Scripture Reflections @ CEC by Cindy Graff (6/8/20)
“Reading the Bible is not where your engagement with the Bible ends. It’s where it begins.” anonymous
Scripture & Devotion: Scriptural focus: Ecclesiastes 8:4-8, 15
Since a king’s word is supreme, who can say to him, “What are you doing?” Whoever obeys his command will come to no harm, and the wise heart will know the proper time and procedure. For there is a proper time and procedure for every matter, though a man’s misery weighs heavily upon him.
Since no man knows the future, who can tell him what is to come? No man has power over the wind to contain it; so no one has control over the day of his death. So I commend the enjoyment of life, because nothing is better for a man under the sun than to eat and drink and be glad.

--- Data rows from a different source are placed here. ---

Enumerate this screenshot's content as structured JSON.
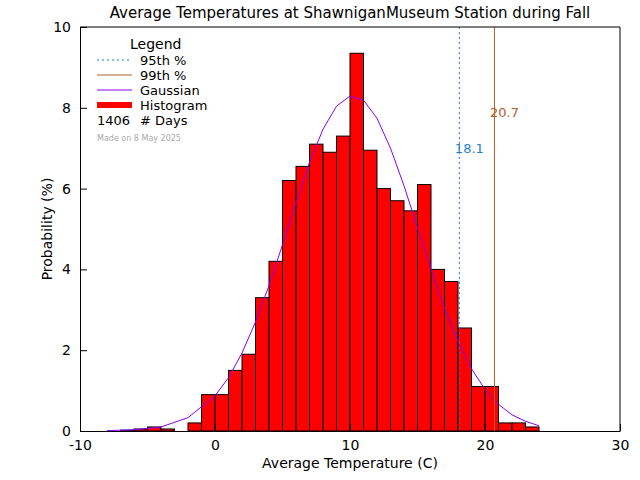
{
  "chart_data": {
    "type": "histogram",
    "title": "Average Temperatures at ShawniganMuseum Station during Fall",
    "x_label": "Average Temperature (C)",
    "y_label": "Probability (%)",
    "name": "Histogram",
    "color": "#ff0000",
    "bins": [
      -7,
      -6,
      -5,
      -4,
      -3,
      -2,
      -1,
      0,
      1,
      2,
      3,
      4,
      5,
      6,
      7,
      8,
      9,
      10,
      11,
      12,
      13,
      14,
      15,
      16,
      17,
      18,
      19,
      20,
      21,
      22,
      23,
      24
    ],
    "values": [
      0.02,
      0.05,
      0.1,
      0.05,
      0,
      0.2,
      0.9,
      0.9,
      1.5,
      1.9,
      3.3,
      4.2,
      6.2,
      6.55,
      7.1,
      6.9,
      7.3,
      9.35,
      6.95,
      6.0,
      5.7,
      5.45,
      6.1,
      4.0,
      3.7,
      2.55,
      1.1,
      1.1,
      0.2,
      0.2,
      0.1
    ],
    "series": [
      {
        "name": "Gaussian",
        "type": "line",
        "color": "#8800ff",
        "line_style": "solid",
        "x": [
          -8,
          -6,
          -4,
          -2,
          0,
          1,
          2,
          3,
          4,
          5,
          6,
          7,
          8,
          9,
          10,
          11,
          12,
          13,
          14,
          15,
          16,
          17,
          18,
          19,
          20,
          21,
          22,
          23,
          24
        ],
        "values": [
          0.01,
          0.03,
          0.1,
          0.33,
          0.87,
          1.32,
          1.93,
          2.7,
          3.6,
          4.61,
          5.66,
          6.65,
          7.47,
          8.04,
          8.29,
          8.19,
          7.74,
          7.0,
          6.07,
          5.03,
          4.0,
          3.04,
          2.22,
          1.54,
          1.03,
          0.66,
          0.4,
          0.24,
          0.13
        ]
      }
    ],
    "reference_lines": [
      {
        "name": "95th %",
        "value": 18.1,
        "color": "#1e7fd0",
        "line_style": "dotted"
      },
      {
        "name": "99th %",
        "value": 20.7,
        "color": "#b0602a",
        "line_style": "solid"
      }
    ],
    "legend": "top-left",
    "legend_title": "Legend",
    "days": {
      "value": 1406,
      "label": "# Days"
    },
    "note": "Made on 8 May 2025",
    "xlim": [
      -10,
      30
    ],
    "ylim": [
      0,
      10
    ],
    "xticks": [
      -10,
      0,
      10,
      20,
      30
    ],
    "yticks": [
      0,
      2,
      4,
      6,
      8,
      10
    ],
    "grid": false
  }
}
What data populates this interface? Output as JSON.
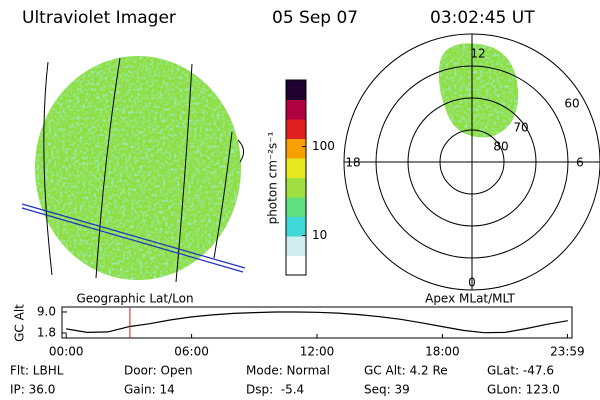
{
  "header": {
    "title": "Ultraviolet Imager",
    "date": "05 Sep 07",
    "time": "03:02:45 UT"
  },
  "panels": {
    "left_label": "Geographic Lat/Lon",
    "right_label": "Apex MLat/MLT",
    "mlt_labels": {
      "top": "12",
      "right": "6",
      "bottom": "0",
      "left": "18"
    },
    "mlat_labels": [
      "60",
      "70",
      "80"
    ]
  },
  "chart_data": [
    {
      "type": "colorbar",
      "label": "photon cm⁻²s⁻¹",
      "log_scale": true,
      "ylim": [
        3.6,
        560
      ],
      "yticks": [
        10,
        100
      ],
      "colors": [
        "#ffffff",
        "#d0eef0",
        "#40d8d8",
        "#60e080",
        "#a0e040",
        "#e8e820",
        "#f8a000",
        "#e02020",
        "#b00040",
        "#200030"
      ]
    },
    {
      "type": "line",
      "y_label": "GC Alt",
      "color": "#000000",
      "marker_color": "#d02020",
      "marker_x": 3.05,
      "x": [
        0,
        1,
        2,
        3,
        4,
        5,
        6,
        7,
        8,
        9,
        10,
        11,
        12,
        13,
        14,
        15,
        16,
        17,
        18,
        19,
        20,
        21,
        22,
        23,
        24
      ],
      "values": [
        3.2,
        2.0,
        2.2,
        4.0,
        5.0,
        6.3,
        7.3,
        8.0,
        8.5,
        8.8,
        9.0,
        9.0,
        8.9,
        8.6,
        8.1,
        7.4,
        6.5,
        5.3,
        4.0,
        2.7,
        1.9,
        2.0,
        3.3,
        4.8,
        6.0
      ],
      "xlim": [
        -0.2,
        24.2
      ],
      "ylim": [
        0.1,
        10.7
      ],
      "xticks": [
        {
          "value": 0,
          "label": "00:00"
        },
        {
          "value": 6,
          "label": "06:00"
        },
        {
          "value": 12,
          "label": "12:00"
        },
        {
          "value": 18,
          "label": "18:00"
        },
        {
          "value": 23.98,
          "label": "23:59"
        }
      ],
      "yticks": [
        1.8,
        {
          "value": 9,
          "label": "9.0"
        }
      ]
    }
  ],
  "info": [
    [
      "Flt: LBHL",
      "Door: Open",
      "Mode: Normal",
      "GC Alt: 4.2 Re",
      "GLat: -47.6"
    ],
    [
      "IP: 36.0",
      "Gain: 14",
      "Dsp:  -5.4",
      "Seq: 39",
      "GLon: 123.0"
    ]
  ]
}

Then joy will accompany him in his work all the days of the life God has given him under the sun.
Questioning the King
There is a very famous scene in Dickens’ novel Oliver Twist where the small boy (who has lost in the casting of lots among the slowly starving orphans to see if it might be possible to request an additional bowl of gruel) walks up to the director of the orphanage, holds out his empty porridge bowl and says, “Please, sir, I want some more.” If you have read the book or seen one of the many movie versions, you know that Oliver is severely punished for his audacity, locked in solitary confinement in a dark room for a week and sold into indentured servitude. His simple request for adequate nutrition is viewed as a lack of gratitude, a defiance of authority, a rebellion against the way things are, which the adults around him believe are the way things are supposed to be.
In Victorian England, as in ancient Israel, it was believed that those in authority held their position by divine right. To rebel against one in charge was interpreted as defiance of the king who had given him the authority. To question a king’s decisions, actions, and motives (or in other words, to say “What are you doing?”) was to risk losing one’s life; especially if the challenge was made in a public setting, in an unseemly manner, or at a time deemed inappropriate.
Here and now, in our own country, we are witnessing daily demonstrations protesting injustice in the guise of authority. “Misery” still “weighs heavily” upon many of our brothers and sisters, just as it has done for generations. The current uprisings are a direct result of a long history of those in authority having lacked the moral courage or the knowledge or the human decency to behave appropriately and uphold the individual and collective freedoms guaranteed by our national Constitution. It is right to oppose racism, discrimination, and cruelty, to stand up and stand beside people who have been denied basic rights because of the color of their skin, their gender, their country of origin, the language they speak. For thousands, non-violent protest at the current moment seems indeed the proper procedure and time and for addressing the wrongs of the past and for effecting social change.
In the above-mentioned scripture, Solomon refers to a king whom it would be wise to obey so that one “will not come to harm.” This earthly king can also be viewed as a metaphor for our heavenly King. However, unlike earthly leaders, God is not susceptible to sin, including sin involving societal assumptions and traditions that foster injustice and discrimination. There is no reason to question obedience to the commands of such a just and righteous king.
So, what is our king’s command and how do we know it? The answer is found in scripture, in both the Old and New Testaments. Micah 6:8 says “What does the Lord require of you but to do justly and to love mercy, and to walk humbly with your God?” Jesus said that the most important commandment is, “You shall love the Lord your God with all your heart, and with all your soul, and with all your mind, and with all your strength, to which he adds: “The second is this: You shall love your neighbor as yourself” (Mark 12:29-31). I believe it is this latter commandment that currently resonates among us, even in the hearts of people who do not believe in or follow the God we serve.
This passage from Ecclesiastes concludes with the following assertion: since man is powerless to control many things (the future, the wind, his life and death, for example), it would be wise for him to “eat, drink, and be glad,” or, in other words, to enjoy and appreciate the good things in life that God has provided. Only when we choose gratitude, to see all the gifts we are given as blessings from God, will joy accompany us in our journey through the world, especially in these troubling and uncertain times.
May we follow Your words to do justly, love mercy and to walk humbly with You. Continue to teach us how to love You and love people around us, and to show our love by serving in tangible ways so that others see You in us. Teach us to live in humility the way that Jesus did.